Nous avons aussi cité quelques fictions qui, selon nous, représentent l'engagement. En vrac : Brexit Romance (Clémentine Beauvais), Les petites reines (Clémentine Beauvais), L'art de la joie (Goliarda Sapienza), La voix du couteau (Patrick Ness) Love, Simon (Becky Albertalli), Cette fille c'était mon frère (Julie Anne Peters), Une braise sous la cendre (Sabaa Tahir). Mais également, quelques auteur.es : Chimamanda Ngozi Adichie, Alain Damasio, Marie-Aude Murail, Clémentine Beauvais.

 

Existe-t-il des genres qui se prêtent mieux à l'engagement ? Les premiers genres auxquels on pense sont la dystopie, le réalisme, la littérature jeunesse et la science-fiction. Cependant, tous les genres peuvent être engagés, même si certains ont presque un devoir d'engagement comme la littérature jeunesse par exemple.

 

L'engagement dans la fiction peut prendre plusieurs formes : le thème, premièrement. Les personnages sont aussi un bon moyen de transmettre un engagement.
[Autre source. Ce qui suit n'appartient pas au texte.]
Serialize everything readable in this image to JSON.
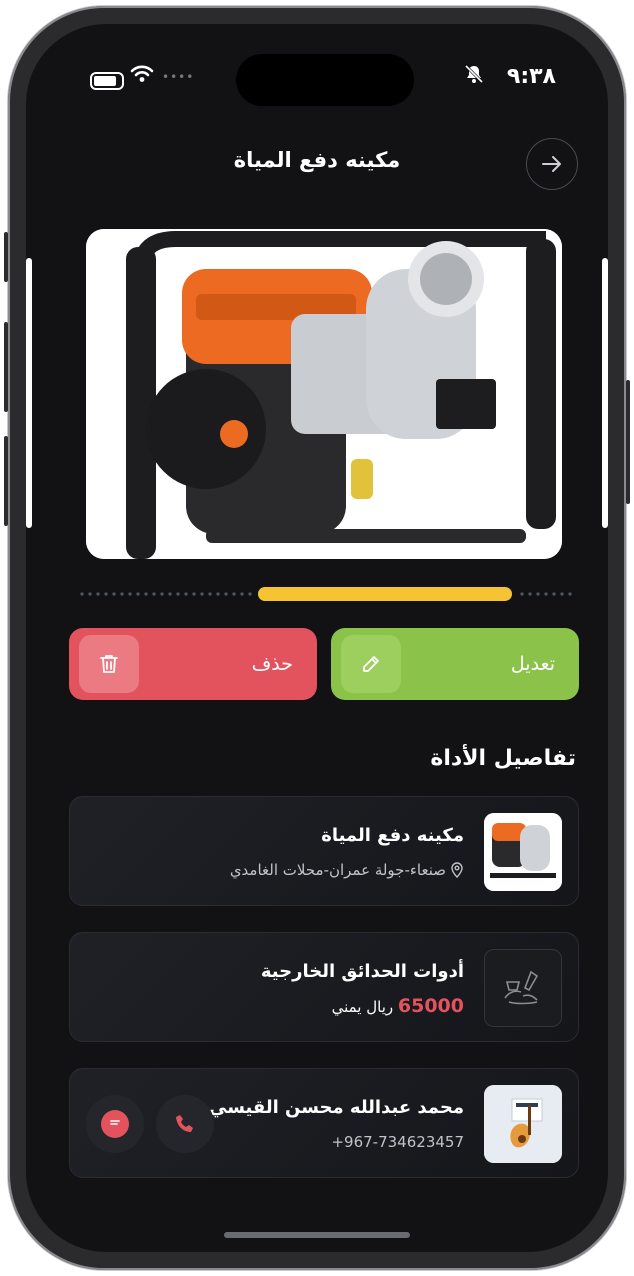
{
  "status_bar": {
    "time": "٩:٣٨"
  },
  "header": {
    "title": "مكينه دفع المياة"
  },
  "actions": {
    "edit_label": "تعديل",
    "delete_label": "حذف"
  },
  "details": {
    "section_title": "تفاصيل الأداة",
    "tool": {
      "name": "مكينه دفع المياة",
      "location": "صنعاء-جولة عمران-محلات الغامدي"
    },
    "category": {
      "name": "أدوات الحدائق الخارجية",
      "price": "65000",
      "currency": "ريال يمني"
    },
    "owner": {
      "name": "محمد عبدالله محسن القيسي",
      "phone": "+967-734623457"
    }
  },
  "carousel": {
    "slides_progress": 0.55
  },
  "colors": {
    "accent": "#f6c433",
    "edit": "#8bc34a",
    "delete": "#e2535e",
    "background": "#121214"
  },
  "icons": [
    "arrow-right-icon",
    "pencil-icon",
    "trash-icon",
    "location-pin-icon",
    "garden-tools-icon",
    "phone-icon",
    "chat-icon"
  ]
}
Mais sans être le thème principal de l'histoire, l'engagement peut aussi se distiller sous forme de petits détails. La représentation (via les personnages) est aussi un engagement. Il est donc important de varier les points de vue.

 

Toutefois, là encore, il y a quelques écueils à éviter, outre ceux mentionnés plus haut. Il faut d'abord se méfier des représentations trop cliché (on pense à la femme « badass » par exemple). Attention aussi à ne pas «confisquer » la parole pour défendre une cause.

 

Nous avons parlé de bien d'autres choses, puisque les quatre heures prévues n'ont pas suffit. Le tout accompagné, comme d'habitude, de cookies (heureusement, il y en a qui savent les faire !) et de nourriture de manière générale (on ne se refait pas).

 

Un grand merci aux participantes qui ont fait de cette table ronde une discussion très enrichissante et un super moment sous le soleil nantais, qui s'est poursuivi sur une terrasse puis dans une crêperie pour certaines. Et puisque le thème de l'engagement dans la fiction a tant passionné, pourquoi ne pas le reconduire pour une prochaine table ronde ?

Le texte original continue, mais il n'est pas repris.